What’s bloody wrong with being pro-British? You had to be pro-British, in the last war. Then it was OK to be patriotic.
When Dad got going on a subject like that, it was wonderful to hear him. Dad knew facts.
He has to get better. I’d be lost without him.
Ozzie is offering that blond bint my drink. Says she doesn’t want it, does she, bitch? Not good enough for her. Well I bloody want it. I bloody want it, so don’t give it to that —
‘Ozzie, mate. I’d like that back. That tart doesn’t need it. Give it over —’
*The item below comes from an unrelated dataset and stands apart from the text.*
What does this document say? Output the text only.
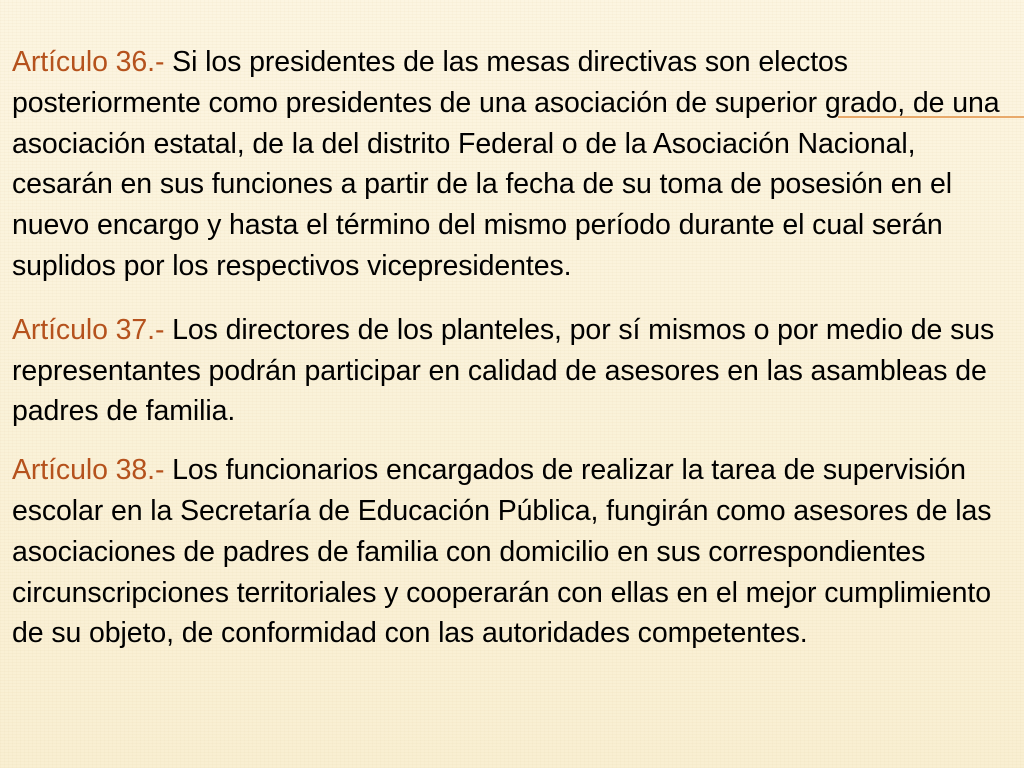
Artículo 36.- Si los presidentes de las mesas directivas son electos posteriormente como presidentes de una asociación de superior grado, de una asociación estatal, de la del distrito Federal o de la Asociación Nacional, cesarán en sus funciones a partir de la fecha de su toma de posesión en el nuevo encargo y hasta el término del mismo período durante el cual serán suplidos por los respectivos vicepresidentes.

Artículo 37.- Los directores de los planteles, por sí mismos o por medio de sus representantes podrán participar en calidad de asesores en las asambleas de padres de familia.

Artículo 38.- Los funcionarios encargados de realizar la tarea de supervisión escolar en la Secretaría de Educación Pública, fungirán como asesores de las asociaciones de padres de familia con domicilio en sus correspondientes circunscripciones territoriales y cooperarán con ellas en el mejor cumplimiento de su objeto, de conformidad con las autoridades competentes.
And he chucks it, doesn’t he. Joking, like. Just having a laugh, meaning no harm, but it sprays all over the slapper’s skirt, which was made of pale leather, like a whatsit, pelmet, the silly little thing at the top of the curtains. And she starts screaming, though nobody touched her, God’s my witness, we didn’t even touch her!
So then this animal sitting behind us — and nobody had been talking to him, it was none of his business, but he wanted to make trouble — and he was old, which makes it worse, he was probably forty, with a suit and tie — gets up and comes and stands in front of Ozzie and tells him to apologize.
Ozzie was provoked. So he gets him by the tie.
Then suddenly all hell breaks loose, everyone is picking on Ozzie and me and Terry and Flick, all these barmy old guys, all ganging up with the one with the tie on and going at us as if we were making trouble! They got Flick on the floor before he had a chance to get his knife out, and at the next station they sort of rolled him out the door, then pushed us after him.
The injustice! We’d paid our fare! For once we had paid our fare in full! Six of them, there were, all on to us, and the women screaming rude names as well, it was like the whole carriage was against us! It took a bit of time for them to shove us out. I had got my fingers up one old guy’s nostrils, and tears were streaming down his face, that served him right for treating us like dirt, my whole fucking life I’ve been treated like dirt …
( Dirt White that’s who you are Dirt White .)
I was kneeling on the platform as the train went out. Shaking my fist at the people in our carriage.
You wouldn’t believe the way they were going on. All sort of smiling and patting each other. I swear they’d never met each other before. Now they were thick as anything, through kicking us out!
We had to wait twenty minutes for the next one. So we got to the Gate late. It wasn’t our fault. With a load of other stragglers who I must admit I might have had my doubts about, two of them coloured, but Hillesden supporters, so I didn’t have a go at them –
The bastards wouldn’t let us in. I had good money. I had fucking earned it, I earned it the hard way, but they wouldn’t even look at it. ‘No tickets, no admittance, that’s the rule,’ the bastard told me, smug as anything. ‘You need a photocard and a pre-paid ticket. How long is it since you last went to a game?’